CITY HALL — Nothing occurs in a vacuum, particularly development in a dense city like Santa Monica.
Perhaps never has that been more true than with three projects, located on Colorado Avenue a quarter-mile from the proposed Bergamot Transit Village, that are all at various stages in the planning pipeline.
As those projects go through Santa Monica’s extensive public process, city planners are simultaneously conducting public meetings to gather input for a comprehensive plan meant to govern the growth and style of development in the area.
The concurrent nature of both the projects — one of which is almost through its negotiation phase with City Hall — and the plan that’s supposed to guide them led to public concern at Tuesday night’s City Council meeting, when elected officials got their first informal look at the second of three projects that will form a mixed-use arts district located amidst a dense residential neighborhood formed of apartments and the Village Trailer Park.
Plans call for the development, called the Roberts Center, to consist of four buildings totaling 250,000 square feet bounded by Colorado Avenue between Stewart and Stanford streets.
To the west is the proposed Lions Gate headquarters project, which had its development agreement conditionally approved by the Planning Commission last week.
The Village Trailer Park, the third project in the area which is still under environmental review, lies to the east.
The four Roberts Center buildings will be evenly split between housing and creative arts studios, according to Jing Yeo, a special projects manager with City Hall.
Parks and open space break up the buildings, as does an extension of Pennsylvania Avenue between Stewart and Stanford streets.
Under City Hall’s recently adopted Land Use and Circulation Element, or LUCE, the area falls into a Mixed-Use Creative Arts district, which lies within the wider umbrella of the Bergamot Area Plan.
“The vision is for mixed-use with a focus on creative arts uses … balancing housing and daily needs to serve existing and future residents,” Yeo said.
Residents and citizens that came to discuss the project, however, didn’t feel that their needs were being considered.
Speakers worried that all three projects were being considered piecemeal, and that the combined impacts of the three would be brutal to the nearby neighborhoods.
Friends of Sunset Park, a local community organization, wrote to council members urging them to consider the three projects together, and only after a master plan for the area had been completed.
“Those three projects total over 670,000 square feet, and a total of over 2 million square feet of development projects is already planned for the Bergamot/Creative Mixed Use area,” the group wrote.
Mayor Richard Bloom asked staff how they intended to make sure that the three projects proceeded according to plan, when the plan had not yet been formed.
“Here we have this discrete project we’re looking at tonight and some to follow,” Bloom said. “How does staff apply goals of the area plan to these individual projects so we know these goals are met and followed?”
Staff will work with the development agreements much as it did with those that were being formed while the LUCE was still under negotiation, Yeo said.
“As we hear feedback from the community, although it’s not technically adopted, we’ll take that forward as draft direction,” Yeo said. “It helps to inform the evaluation of these projects as they’re brought forward.”
Pieces of the projects are already being planned concurrently.

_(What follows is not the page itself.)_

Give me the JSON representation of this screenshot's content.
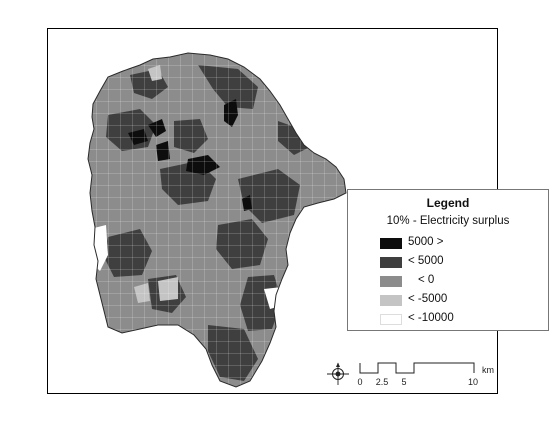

The Roberts Center, Lions Gate project and Village Trailer Park each have different owners and different development agreements, which are contracts with City Hall to ensure that developers go the extra mile in order to get special permission to build outside of zoning requirements.
The owners of the Roberts Center and Lions Gate projects are taking steps to make their developments more cohesive by employing the same civil engineer and architectural firm, Yeo said.
Another major concern was traffic.
The extension of Pennsylvania Avenue, which the developer hailed as a community benefit, was seen as an invitation for drivers to cut through the project and into residential neighborhoods to get to Centinela Avenue.
Paul Rosenstein, a Santa Monica resident, pointed to the Lions Gate environmental impact report in his comments, which states that the project will further clog already congested intersections.
Speakers also demanded to know what community benefits would be built into the project, which planners say aren’t clearly defined at this early stage.
Some preliminary ideas include two new streets to be shared between pedestrians, bicyclists and vehicles, a possible contribution to the Exposition light rail station improvements, open space, housing and community rooms, Yeo said.
Measures meant to reduce trips and encourage residents and employees to use buses and other forms of alternative transportation will likely be built in as well, she said.
In their comments, council members directed staff to work on the Pennsylvania extension issue, and to consider ways to enliven the area by blocking off the street and letting other uses, like farmers’ markets, spill over into the space.
Councilmember Terry O’Day also characterized the development as a “fantastic opportunity” to make sure that the new buildings include eco-friendly amenities like gray water reuse and infrastructure for electric vehicles.
The council approved the float up unanimously. The applicant will get a chance to go back over the architectural drawings with planning staff and work out details of the development agreement before it comes back to city officials with a more formal application.